Les 488,4 milliards d'euros de dépenses ont été passées à travers ces filtres. Plus de 90% d'entre elles sont considérées comme neutres, c'est-à-dire comme n'aggravant ni n'améliorant la situation existante. Selon les chiffres publiés par le gouvernement, 42,8 milliards d'euros sont décrits comme des dépenses "vertes", favorables à l'environnement sur au moins un des six critères (et défavorable sur aucun). Par exemple : développement des énergies renouvelables, taxes affectées aux agences de l'eau, ou partie "écologie" du plan de relance. À l'inverse, 10 milliards sont jugés défavorables pour l'environnement (baisses de taxes sur les carburants, dépenses en faveur du transport aérien…).
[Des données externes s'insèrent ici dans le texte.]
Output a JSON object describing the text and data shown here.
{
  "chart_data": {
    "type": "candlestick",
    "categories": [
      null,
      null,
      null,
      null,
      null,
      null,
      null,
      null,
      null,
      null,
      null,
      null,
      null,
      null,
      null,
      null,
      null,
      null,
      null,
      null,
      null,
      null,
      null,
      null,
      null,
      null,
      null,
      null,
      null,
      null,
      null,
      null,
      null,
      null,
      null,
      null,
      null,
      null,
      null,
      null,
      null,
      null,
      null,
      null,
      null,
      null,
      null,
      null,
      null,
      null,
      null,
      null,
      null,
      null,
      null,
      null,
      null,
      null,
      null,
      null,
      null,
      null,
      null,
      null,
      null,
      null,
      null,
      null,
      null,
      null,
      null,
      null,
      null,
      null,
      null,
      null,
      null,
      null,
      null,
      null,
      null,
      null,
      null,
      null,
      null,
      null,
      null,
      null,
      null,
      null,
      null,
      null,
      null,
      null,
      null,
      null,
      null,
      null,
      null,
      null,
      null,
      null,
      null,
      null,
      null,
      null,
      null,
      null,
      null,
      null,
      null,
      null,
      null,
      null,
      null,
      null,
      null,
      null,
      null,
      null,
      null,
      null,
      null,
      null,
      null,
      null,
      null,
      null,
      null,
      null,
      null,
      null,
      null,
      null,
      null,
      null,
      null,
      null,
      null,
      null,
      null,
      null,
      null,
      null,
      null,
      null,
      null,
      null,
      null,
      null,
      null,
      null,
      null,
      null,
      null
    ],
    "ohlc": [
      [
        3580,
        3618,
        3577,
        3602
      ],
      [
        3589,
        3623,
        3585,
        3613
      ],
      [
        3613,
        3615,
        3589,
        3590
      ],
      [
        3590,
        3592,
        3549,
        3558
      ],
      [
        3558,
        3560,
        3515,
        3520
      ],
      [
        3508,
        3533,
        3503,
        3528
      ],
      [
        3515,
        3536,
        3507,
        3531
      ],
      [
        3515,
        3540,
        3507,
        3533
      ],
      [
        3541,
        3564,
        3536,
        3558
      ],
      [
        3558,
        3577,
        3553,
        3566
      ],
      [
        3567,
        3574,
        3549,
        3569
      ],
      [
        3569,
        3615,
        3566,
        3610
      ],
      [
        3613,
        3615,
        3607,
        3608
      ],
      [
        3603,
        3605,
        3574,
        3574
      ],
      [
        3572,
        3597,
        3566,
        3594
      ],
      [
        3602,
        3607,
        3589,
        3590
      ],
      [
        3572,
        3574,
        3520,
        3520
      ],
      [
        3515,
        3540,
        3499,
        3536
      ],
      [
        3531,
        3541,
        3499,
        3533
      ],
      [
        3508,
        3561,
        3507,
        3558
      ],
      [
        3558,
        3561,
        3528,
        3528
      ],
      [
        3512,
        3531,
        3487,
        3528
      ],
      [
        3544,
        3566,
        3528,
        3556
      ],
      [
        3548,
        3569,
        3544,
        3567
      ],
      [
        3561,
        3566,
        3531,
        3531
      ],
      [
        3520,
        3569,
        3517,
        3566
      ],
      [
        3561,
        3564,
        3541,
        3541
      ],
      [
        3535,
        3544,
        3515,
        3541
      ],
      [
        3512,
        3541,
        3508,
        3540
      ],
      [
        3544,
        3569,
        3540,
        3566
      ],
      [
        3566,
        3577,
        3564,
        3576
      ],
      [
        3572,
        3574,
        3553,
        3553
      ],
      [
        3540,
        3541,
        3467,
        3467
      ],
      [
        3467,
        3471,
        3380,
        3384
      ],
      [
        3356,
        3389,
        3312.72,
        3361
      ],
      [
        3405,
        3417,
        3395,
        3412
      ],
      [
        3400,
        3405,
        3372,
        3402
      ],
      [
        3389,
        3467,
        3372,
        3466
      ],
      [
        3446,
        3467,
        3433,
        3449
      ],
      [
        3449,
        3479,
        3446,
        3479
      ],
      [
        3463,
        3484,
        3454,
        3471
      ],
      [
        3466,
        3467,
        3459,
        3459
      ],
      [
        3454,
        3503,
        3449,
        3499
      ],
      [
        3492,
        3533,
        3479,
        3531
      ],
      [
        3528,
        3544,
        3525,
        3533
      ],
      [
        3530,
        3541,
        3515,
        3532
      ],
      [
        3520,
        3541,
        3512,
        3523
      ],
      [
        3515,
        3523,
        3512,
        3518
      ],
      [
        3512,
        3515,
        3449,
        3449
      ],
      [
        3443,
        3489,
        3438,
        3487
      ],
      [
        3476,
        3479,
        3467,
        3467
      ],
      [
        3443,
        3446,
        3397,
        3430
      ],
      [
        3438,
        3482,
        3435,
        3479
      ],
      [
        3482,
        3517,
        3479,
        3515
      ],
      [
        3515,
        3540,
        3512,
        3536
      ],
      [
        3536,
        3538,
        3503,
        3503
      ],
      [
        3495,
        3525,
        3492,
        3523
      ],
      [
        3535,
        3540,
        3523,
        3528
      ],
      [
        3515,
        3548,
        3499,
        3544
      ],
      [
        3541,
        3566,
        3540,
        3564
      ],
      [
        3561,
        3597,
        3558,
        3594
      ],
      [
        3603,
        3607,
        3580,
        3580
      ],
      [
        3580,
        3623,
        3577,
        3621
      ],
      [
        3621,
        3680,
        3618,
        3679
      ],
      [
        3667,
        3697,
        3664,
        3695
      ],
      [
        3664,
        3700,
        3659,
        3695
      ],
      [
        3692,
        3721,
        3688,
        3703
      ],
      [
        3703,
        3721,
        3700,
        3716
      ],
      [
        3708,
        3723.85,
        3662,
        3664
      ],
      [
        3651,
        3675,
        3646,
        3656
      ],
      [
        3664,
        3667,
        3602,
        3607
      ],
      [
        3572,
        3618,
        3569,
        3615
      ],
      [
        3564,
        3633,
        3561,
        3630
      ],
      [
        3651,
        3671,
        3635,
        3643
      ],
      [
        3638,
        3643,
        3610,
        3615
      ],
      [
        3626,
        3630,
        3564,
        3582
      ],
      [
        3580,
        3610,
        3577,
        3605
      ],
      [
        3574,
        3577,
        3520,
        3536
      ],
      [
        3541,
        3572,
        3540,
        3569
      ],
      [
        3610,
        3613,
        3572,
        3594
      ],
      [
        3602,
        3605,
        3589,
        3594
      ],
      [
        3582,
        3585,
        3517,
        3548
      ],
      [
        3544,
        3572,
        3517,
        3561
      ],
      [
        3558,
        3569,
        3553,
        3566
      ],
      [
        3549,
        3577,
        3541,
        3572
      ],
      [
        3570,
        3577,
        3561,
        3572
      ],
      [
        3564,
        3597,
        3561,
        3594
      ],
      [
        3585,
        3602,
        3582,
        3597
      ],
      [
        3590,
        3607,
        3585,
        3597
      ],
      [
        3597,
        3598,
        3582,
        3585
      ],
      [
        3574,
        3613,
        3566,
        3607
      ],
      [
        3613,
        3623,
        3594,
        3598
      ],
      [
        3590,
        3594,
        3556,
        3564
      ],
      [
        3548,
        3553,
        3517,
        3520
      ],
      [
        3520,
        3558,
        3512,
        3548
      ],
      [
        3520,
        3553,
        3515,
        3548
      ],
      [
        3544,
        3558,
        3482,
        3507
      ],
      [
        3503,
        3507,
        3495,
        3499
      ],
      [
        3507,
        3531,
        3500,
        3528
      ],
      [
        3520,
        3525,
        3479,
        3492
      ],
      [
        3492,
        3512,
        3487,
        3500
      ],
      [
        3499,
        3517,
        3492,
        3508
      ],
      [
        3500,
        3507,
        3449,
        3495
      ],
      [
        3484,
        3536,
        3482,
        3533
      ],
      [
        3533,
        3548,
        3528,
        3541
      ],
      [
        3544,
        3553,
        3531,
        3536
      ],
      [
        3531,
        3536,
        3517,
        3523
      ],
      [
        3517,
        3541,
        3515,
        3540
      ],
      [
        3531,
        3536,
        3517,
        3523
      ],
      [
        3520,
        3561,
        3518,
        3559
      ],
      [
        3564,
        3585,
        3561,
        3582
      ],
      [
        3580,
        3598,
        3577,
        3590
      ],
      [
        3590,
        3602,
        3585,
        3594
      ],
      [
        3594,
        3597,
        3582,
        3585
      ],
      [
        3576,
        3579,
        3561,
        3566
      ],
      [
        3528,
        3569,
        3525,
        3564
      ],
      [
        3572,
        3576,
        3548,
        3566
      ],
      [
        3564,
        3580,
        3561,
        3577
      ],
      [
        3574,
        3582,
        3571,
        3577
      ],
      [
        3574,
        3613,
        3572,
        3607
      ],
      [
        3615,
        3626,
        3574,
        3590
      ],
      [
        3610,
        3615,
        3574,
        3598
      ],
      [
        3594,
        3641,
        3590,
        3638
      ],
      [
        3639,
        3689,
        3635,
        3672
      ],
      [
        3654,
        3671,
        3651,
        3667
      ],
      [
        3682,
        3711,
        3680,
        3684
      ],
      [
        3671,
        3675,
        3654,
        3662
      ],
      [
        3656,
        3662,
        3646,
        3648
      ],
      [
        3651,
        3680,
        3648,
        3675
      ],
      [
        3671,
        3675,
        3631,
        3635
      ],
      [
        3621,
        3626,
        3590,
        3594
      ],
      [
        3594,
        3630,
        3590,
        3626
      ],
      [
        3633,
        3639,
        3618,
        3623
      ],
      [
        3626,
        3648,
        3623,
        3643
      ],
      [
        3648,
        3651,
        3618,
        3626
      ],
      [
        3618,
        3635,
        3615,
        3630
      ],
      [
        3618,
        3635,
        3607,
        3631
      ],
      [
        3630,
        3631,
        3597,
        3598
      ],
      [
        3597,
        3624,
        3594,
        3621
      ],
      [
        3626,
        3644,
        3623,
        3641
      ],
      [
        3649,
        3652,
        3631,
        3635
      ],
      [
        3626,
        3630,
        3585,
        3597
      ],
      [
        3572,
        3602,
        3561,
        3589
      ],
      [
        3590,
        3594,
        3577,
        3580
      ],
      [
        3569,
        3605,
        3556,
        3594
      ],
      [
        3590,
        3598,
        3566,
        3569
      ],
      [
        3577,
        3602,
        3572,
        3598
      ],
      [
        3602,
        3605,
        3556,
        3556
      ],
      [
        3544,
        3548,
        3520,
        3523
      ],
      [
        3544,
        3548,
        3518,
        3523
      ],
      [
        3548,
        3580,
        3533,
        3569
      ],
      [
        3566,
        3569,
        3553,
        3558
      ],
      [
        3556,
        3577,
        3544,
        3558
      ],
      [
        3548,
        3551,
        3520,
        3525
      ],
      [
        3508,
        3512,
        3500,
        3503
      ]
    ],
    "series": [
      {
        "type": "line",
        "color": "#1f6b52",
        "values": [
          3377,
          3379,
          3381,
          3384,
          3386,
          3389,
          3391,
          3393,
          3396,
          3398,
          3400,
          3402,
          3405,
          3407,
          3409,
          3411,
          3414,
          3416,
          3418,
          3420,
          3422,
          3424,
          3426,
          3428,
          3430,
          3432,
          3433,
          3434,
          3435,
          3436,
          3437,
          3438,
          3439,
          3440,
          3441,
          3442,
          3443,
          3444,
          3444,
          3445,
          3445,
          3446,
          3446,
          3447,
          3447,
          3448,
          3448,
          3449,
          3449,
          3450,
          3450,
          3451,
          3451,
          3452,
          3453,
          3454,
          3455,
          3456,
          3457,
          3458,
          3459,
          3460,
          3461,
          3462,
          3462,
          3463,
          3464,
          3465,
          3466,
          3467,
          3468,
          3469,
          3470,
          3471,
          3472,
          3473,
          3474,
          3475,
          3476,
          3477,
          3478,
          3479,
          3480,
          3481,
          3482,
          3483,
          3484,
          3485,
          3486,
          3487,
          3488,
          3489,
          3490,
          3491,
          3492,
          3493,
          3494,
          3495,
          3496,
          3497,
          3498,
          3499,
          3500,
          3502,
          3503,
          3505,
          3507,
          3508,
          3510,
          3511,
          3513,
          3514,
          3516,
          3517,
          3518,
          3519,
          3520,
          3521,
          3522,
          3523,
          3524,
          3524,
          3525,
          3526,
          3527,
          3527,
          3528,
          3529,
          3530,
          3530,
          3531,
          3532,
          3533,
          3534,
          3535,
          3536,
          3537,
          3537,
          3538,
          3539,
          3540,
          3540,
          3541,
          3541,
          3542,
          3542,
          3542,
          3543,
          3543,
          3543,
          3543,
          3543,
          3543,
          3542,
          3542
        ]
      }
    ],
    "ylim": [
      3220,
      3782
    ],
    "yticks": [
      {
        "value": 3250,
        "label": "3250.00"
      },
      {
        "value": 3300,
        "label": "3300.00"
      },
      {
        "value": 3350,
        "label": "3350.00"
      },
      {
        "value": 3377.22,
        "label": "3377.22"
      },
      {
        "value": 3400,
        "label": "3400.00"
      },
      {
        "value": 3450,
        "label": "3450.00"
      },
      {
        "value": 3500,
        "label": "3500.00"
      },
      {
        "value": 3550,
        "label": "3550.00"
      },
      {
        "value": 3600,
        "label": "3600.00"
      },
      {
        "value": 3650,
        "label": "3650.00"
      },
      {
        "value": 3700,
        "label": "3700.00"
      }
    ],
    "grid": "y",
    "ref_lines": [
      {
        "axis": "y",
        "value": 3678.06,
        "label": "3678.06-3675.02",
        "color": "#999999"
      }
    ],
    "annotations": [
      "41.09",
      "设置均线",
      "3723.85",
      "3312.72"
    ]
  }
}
Et 4,7 milliards sont classés "mixtes", ayant un impact positif sur un critère et négatif sur un autre. "Les dépenses vertes vont augmenter de près de 30% et les dépenses brunes (défavorables à l'environnement) vont diminuer de près de 10%" par rapport à 2020, a assuré le ministre de l'Économie.
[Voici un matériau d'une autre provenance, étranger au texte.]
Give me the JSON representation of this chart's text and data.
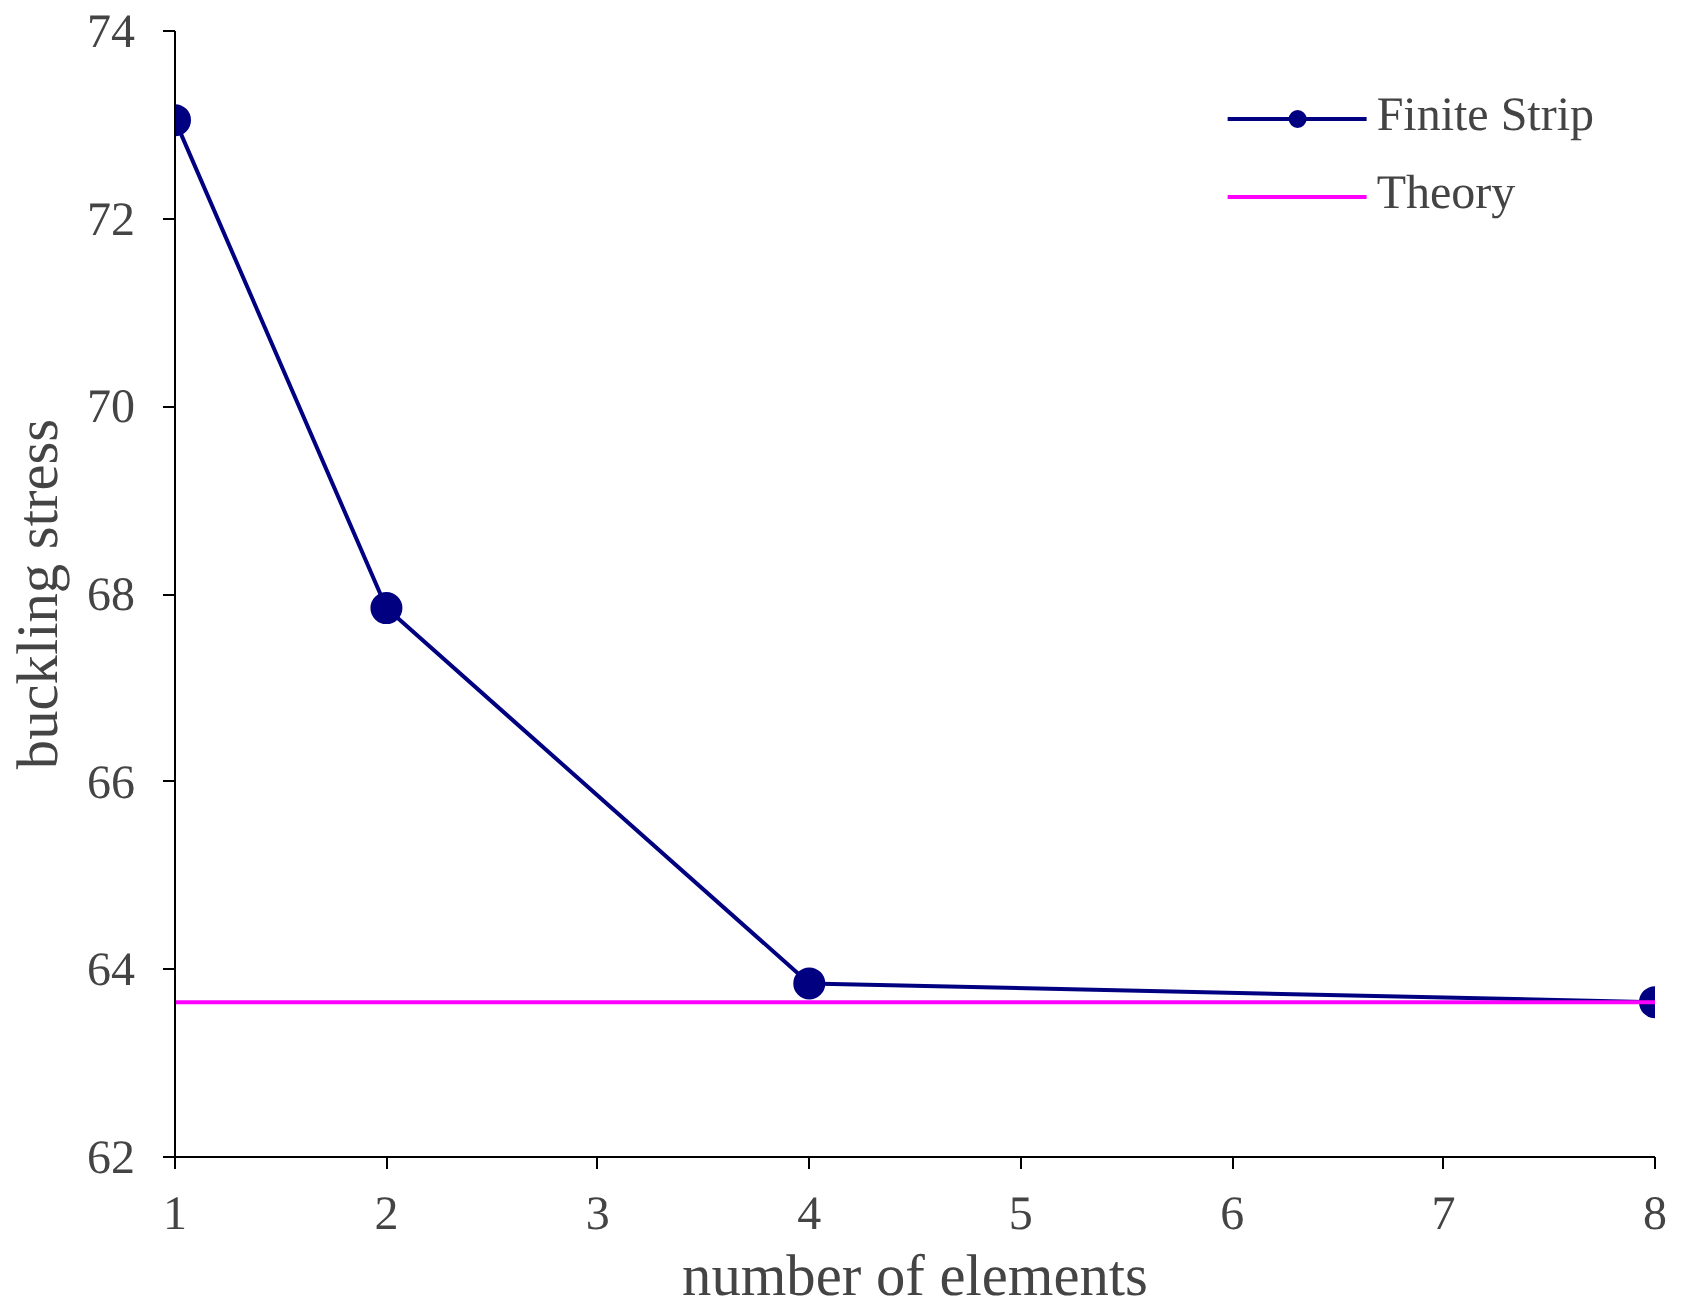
{
  "chart_data": {
    "type": "line",
    "xlabel": "number of elements",
    "ylabel": "buckling stress",
    "xlim": [
      1,
      8
    ],
    "xticks": [
      1,
      2,
      3,
      4,
      5,
      6,
      7,
      8
    ],
    "ylim": [
      62,
      74
    ],
    "yticks": [
      62,
      64,
      66,
      68,
      70,
      72,
      74
    ],
    "grid": false,
    "legend": "top right",
    "series": [
      {
        "name": "Finite Strip",
        "color": "#000080",
        "x": [
          1,
          2,
          4,
          8
        ],
        "values": [
          73.05,
          67.85,
          63.85,
          63.65
        ],
        "marker": "circle"
      },
      {
        "name": "Theory",
        "color": "#ff00ff",
        "x": [
          1,
          8
        ],
        "values": [
          63.65,
          63.65
        ],
        "marker": "none"
      }
    ]
  }
}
Les ONG de défense de l'environnement se sont montrées plutôt tièdes. "Après la douche froide du plan de relance vert pâle (...), le projet de loi de finances n'apporte aucune avancée significative sur les chantiers prioritaires de la transition écologique et solidaire", comme la baisse des aides aux énergies fossiles ou la rénovation énergétique, a par exemple commenté le Réseau Action Climat.

Localtis reviendra plus en détail dans ses prochaines éditions sur les missions budgétaires intéressant les collectivités locales.
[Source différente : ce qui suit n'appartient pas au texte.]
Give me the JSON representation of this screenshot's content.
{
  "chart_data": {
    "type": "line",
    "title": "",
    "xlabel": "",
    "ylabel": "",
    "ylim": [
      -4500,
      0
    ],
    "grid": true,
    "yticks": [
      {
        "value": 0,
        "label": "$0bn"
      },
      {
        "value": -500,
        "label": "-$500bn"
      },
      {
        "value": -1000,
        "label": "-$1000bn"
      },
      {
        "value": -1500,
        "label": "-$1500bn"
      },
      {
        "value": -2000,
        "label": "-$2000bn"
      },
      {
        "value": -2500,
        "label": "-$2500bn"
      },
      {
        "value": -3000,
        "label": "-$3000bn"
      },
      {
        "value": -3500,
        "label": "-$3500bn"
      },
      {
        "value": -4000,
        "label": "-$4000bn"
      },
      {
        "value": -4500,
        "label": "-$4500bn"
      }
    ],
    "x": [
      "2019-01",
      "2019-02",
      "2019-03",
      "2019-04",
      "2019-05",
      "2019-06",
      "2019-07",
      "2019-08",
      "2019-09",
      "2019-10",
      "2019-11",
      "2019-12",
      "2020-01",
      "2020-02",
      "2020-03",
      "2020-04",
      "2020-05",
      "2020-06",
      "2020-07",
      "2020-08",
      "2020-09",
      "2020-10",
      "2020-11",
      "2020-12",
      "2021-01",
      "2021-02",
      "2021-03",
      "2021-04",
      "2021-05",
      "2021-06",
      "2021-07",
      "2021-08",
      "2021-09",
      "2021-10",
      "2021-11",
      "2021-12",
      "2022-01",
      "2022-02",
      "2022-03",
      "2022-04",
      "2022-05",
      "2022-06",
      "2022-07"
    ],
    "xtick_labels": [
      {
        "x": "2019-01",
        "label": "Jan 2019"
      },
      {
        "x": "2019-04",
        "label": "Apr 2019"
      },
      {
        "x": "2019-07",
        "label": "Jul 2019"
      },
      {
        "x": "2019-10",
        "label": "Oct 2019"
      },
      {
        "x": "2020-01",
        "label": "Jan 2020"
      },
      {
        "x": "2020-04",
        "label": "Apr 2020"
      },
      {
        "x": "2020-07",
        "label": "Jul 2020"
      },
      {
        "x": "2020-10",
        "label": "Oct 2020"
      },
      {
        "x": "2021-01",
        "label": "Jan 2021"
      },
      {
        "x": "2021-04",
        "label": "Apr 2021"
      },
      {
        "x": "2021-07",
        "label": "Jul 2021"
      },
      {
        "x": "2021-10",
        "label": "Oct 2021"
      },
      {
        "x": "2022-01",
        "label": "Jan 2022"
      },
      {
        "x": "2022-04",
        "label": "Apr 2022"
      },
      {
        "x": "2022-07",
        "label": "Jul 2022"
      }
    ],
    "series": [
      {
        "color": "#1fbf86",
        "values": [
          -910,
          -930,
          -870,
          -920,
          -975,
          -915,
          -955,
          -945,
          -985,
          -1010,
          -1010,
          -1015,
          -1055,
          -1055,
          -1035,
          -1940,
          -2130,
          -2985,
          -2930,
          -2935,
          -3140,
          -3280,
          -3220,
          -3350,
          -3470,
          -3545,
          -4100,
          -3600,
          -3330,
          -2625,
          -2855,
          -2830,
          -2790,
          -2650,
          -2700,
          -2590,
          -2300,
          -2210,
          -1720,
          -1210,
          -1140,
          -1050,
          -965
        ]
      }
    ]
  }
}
Jean Castex et les régions scellent un accord sur le "co-pilotage" du plan de relance

Le Premier ministre et les présidents de région ont scellé ce lundi un accord sur le "co-pilotage" du plan de relance sur les territoires. "Il s'agit d'un accord pour renouveler le dialogue avec les régions et les associer étroitement à la mise en oeuvre de la relance", a indiqué Matignon à la presse, à l'occasion de la venue à Paris des présidents de région. Cet "accord de partenariat" donne suite à celui signé fin juillet par Renaud Muselier, le président de Régions de France. "Le texte reprend les grandes lignes de l'accord de méthode de juillet, mais il est désormais tourné vers le plan de relance de manière très volontariste", a assuré l'entourage du chef du gouvernement.
"C'est un changement de méthode très impressionnant, a salué Renaud Muselier. Il y a une sorte de contrat de confiance sur la démarche."
À l'exception du président du conseil exécutif de Corse, Gilles Simeoni, qui n'a pu se déplacer "pour des raisons logistiques", les douze autres présidents de région, ainsi que celui de la Guyane, Rodolphe Alexandre, ont fait le déplacement pour signer ce texte qui consacre les régions comme "co-pilotes du plan de relance", a souligné Matignon.
"Dans chaque région, d'ici la fin de l'année, il y aura la signature d'un accord de relance", a expliqué le cabinet du Premier ministre, précisant que les départements qui le souhaitent pourront aussi signer des textes du même type.
Dans cet "accord de partenariat", l'État et les régions s'engagent à investir chacun 5 milliards d'euros supplémentaires dans le cadre du plan de relance, soit 10 milliards de plus pour un total de 40, comme convenu en juillet.  Cela se fera en fait dans le cadre des contrats de plan État-Région 2021-2027.